Еще один выстрел, имею в виду еще один стакан
Я имею в виду еще одну бутылку (да).
Не уверена в этом. Это невероятно. Но я ушла (да, да)
И очень стараюсь не чувствовать…
— Что за песня? — с трудом прогнав слезы, пытаюсь разговором заглушить зияющую дыру в душе.
Хотя бы немного заполнит её его "теплом".
— Slippin away. Sycosis, — ставит в известность парень, лавируя в потоке машин.
— Понятно, — поджимаю губы.
Угу. Хорошо поговорили. Информативно — главное.
— Приехали, — обращает Романов, через некоторое время, моё внимание на происходящее.
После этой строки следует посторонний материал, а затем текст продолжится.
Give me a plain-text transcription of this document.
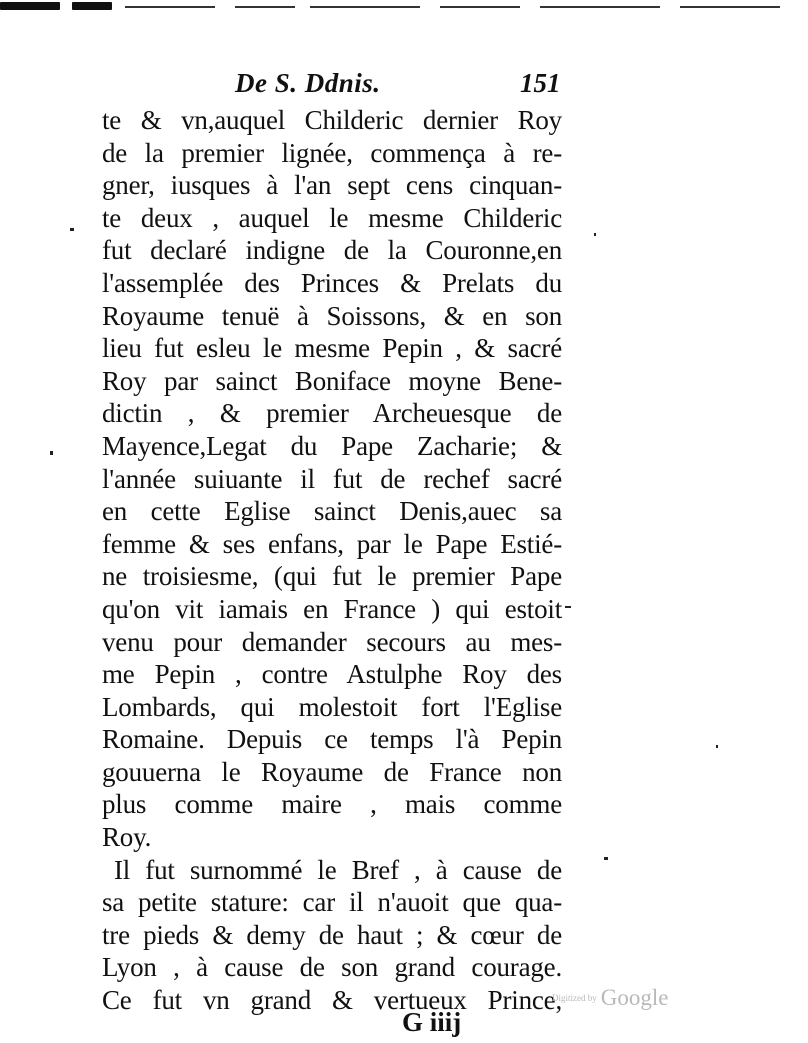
De S. Ddnis.	151
te & vn,auquel Childeric dernier Roy
de la premier lignée, commença à re-
gner, iusques à l'an sept cens cinquan-
te deux , auquel le mesme Childeric
fut declaré indigne de la Couronne,en
l'assemplée des Princes & Prelats du
Royaume tenuë à Soissons, & en son
lieu fut esleu le mesme Pepin , & sacré
Roy par sainct Boniface moyne Bene-
dictin , & premier Archeuesque de
Mayence,Legat du Pape Zacharie; &
l'année suiuante il fut de rechef sacré
en cette Eglise sainct Denis,auec sa
femme & ses enfans, par le Pape Estié-
ne troisiesme, (qui fut le premier Pape
qu'on vit iamais en France ) qui estoit
venu pour demander secours au mes-
me Pepin , contre Astulphe Roy des
Lombards, qui molestoit fort l'Eglise
Romaine. Depuis ce temps l'à Pepin
gouuerna le Royaume de France non
plus comme maire , mais comme
Roy.
Il fut surnommé le Bref , à cause de
sa petite stature: car il n'auoit que qua-
tre pieds & demy de haut ; & cœur de
Lyon , à cause de son grand courage.
Ce fut vn grand & vertueux Prince,
Digitized by Google
G iiij
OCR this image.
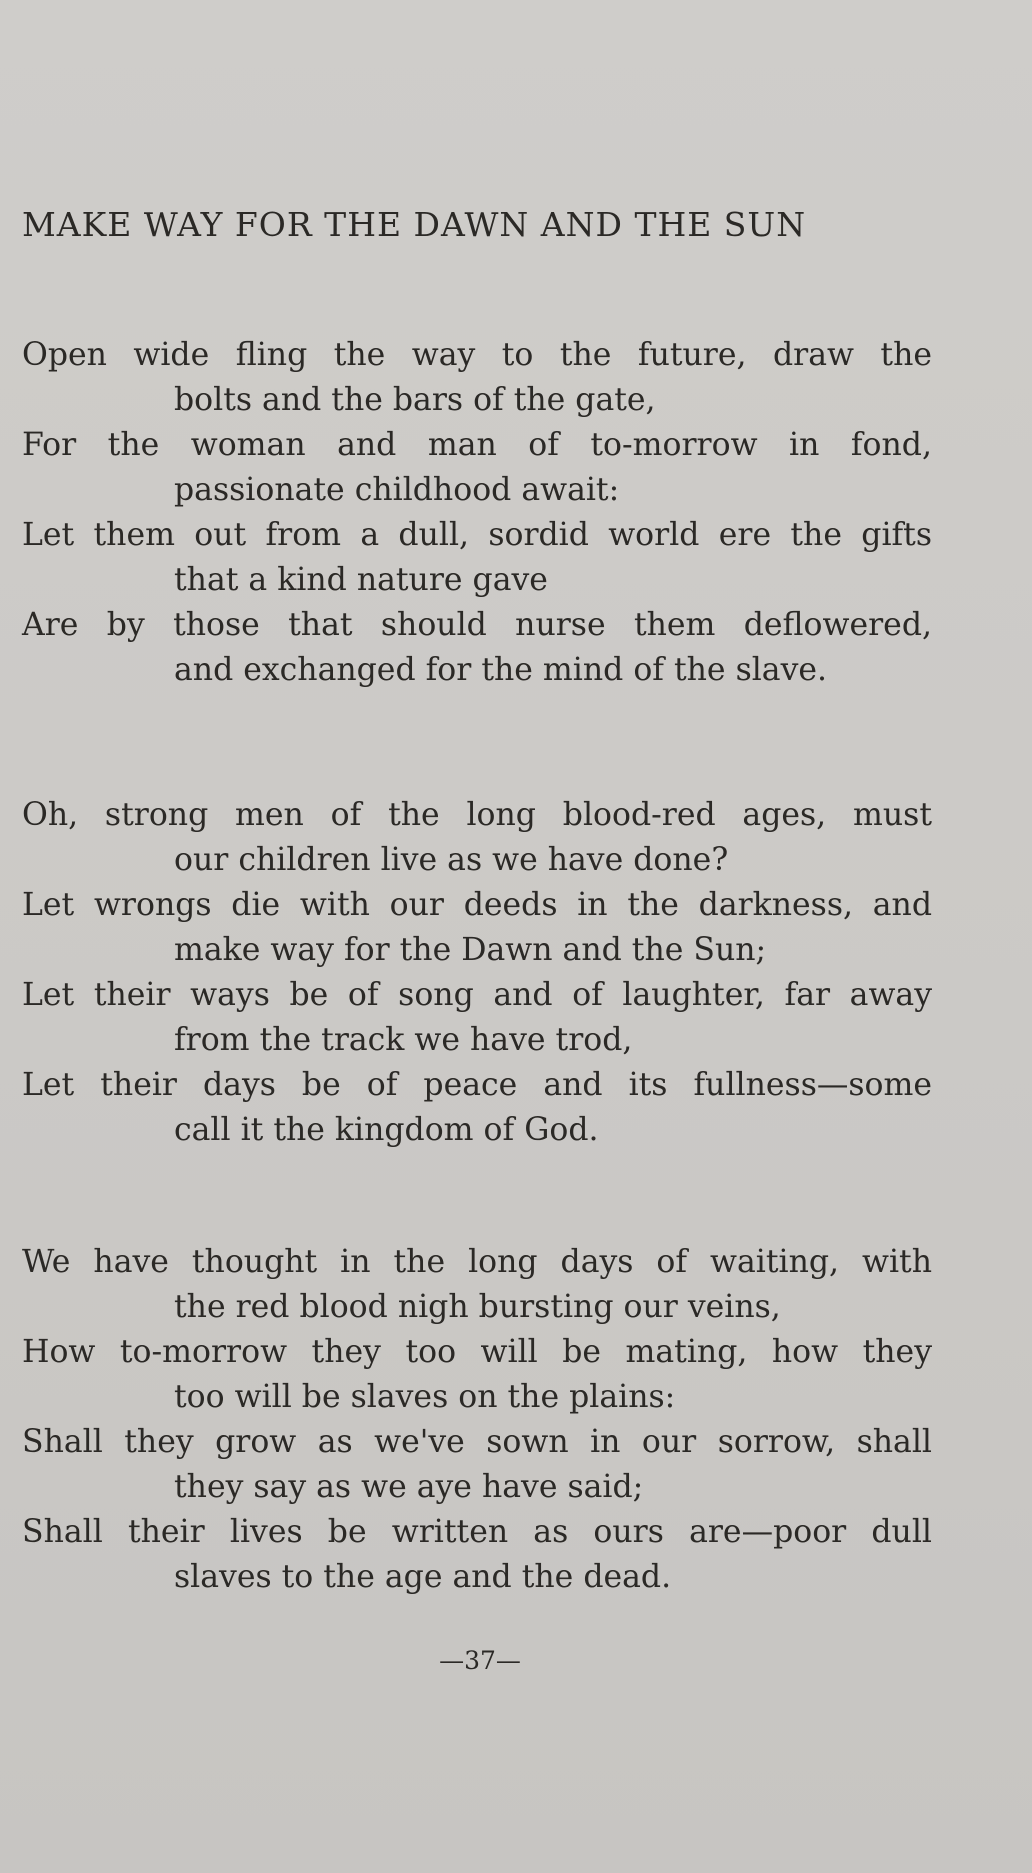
MAKE WAY FOR THE DAWN AND THE SUN
Open wide fling the way to the future, draw the
bolts and the bars of the gate,
For the woman and man of to-morrow in fond,
passionate childhood await:
Let them out from a dull, sordid world ere the gifts
that a kind nature gave
Are by those that should nurse them deflowered,
and exchanged for the mind of the slave.
Oh, strong men of the long blood-red ages, must
our children live as we have done?
Let wrongs die with our deeds in the darkness, and
make way for the Dawn and the Sun;
Let their ways be of song and of laughter, far away
from the track we have trod,
Let their days be of peace and its fullness—some
call it the kingdom of God.
We have thought in the long days of waiting, with
the red blood nigh bursting our veins,
How to-morrow they too will be mating, how they
too will be slaves on the plains:
Shall they grow as we've sown in our sorrow, shall
they say as we aye have said;
Shall their lives be written as ours are—poor dull
slaves to the age and the dead.
—37—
— Извини, — вываливаюсь из транса. Начинаю снимать с себя куртку.
— Достаточно простого «спасибо», Ромашкина, — едва улыбаясь, иронизирует гад.
— Да, да, смешно. До колик в животике просто.
Высовываю руки из рукавов, и бросая куртку на заднее сиденье.
Швырнула бы в рожу бессердечного, но знаю — ему ничего не стоит, начать со мной перебрасываться.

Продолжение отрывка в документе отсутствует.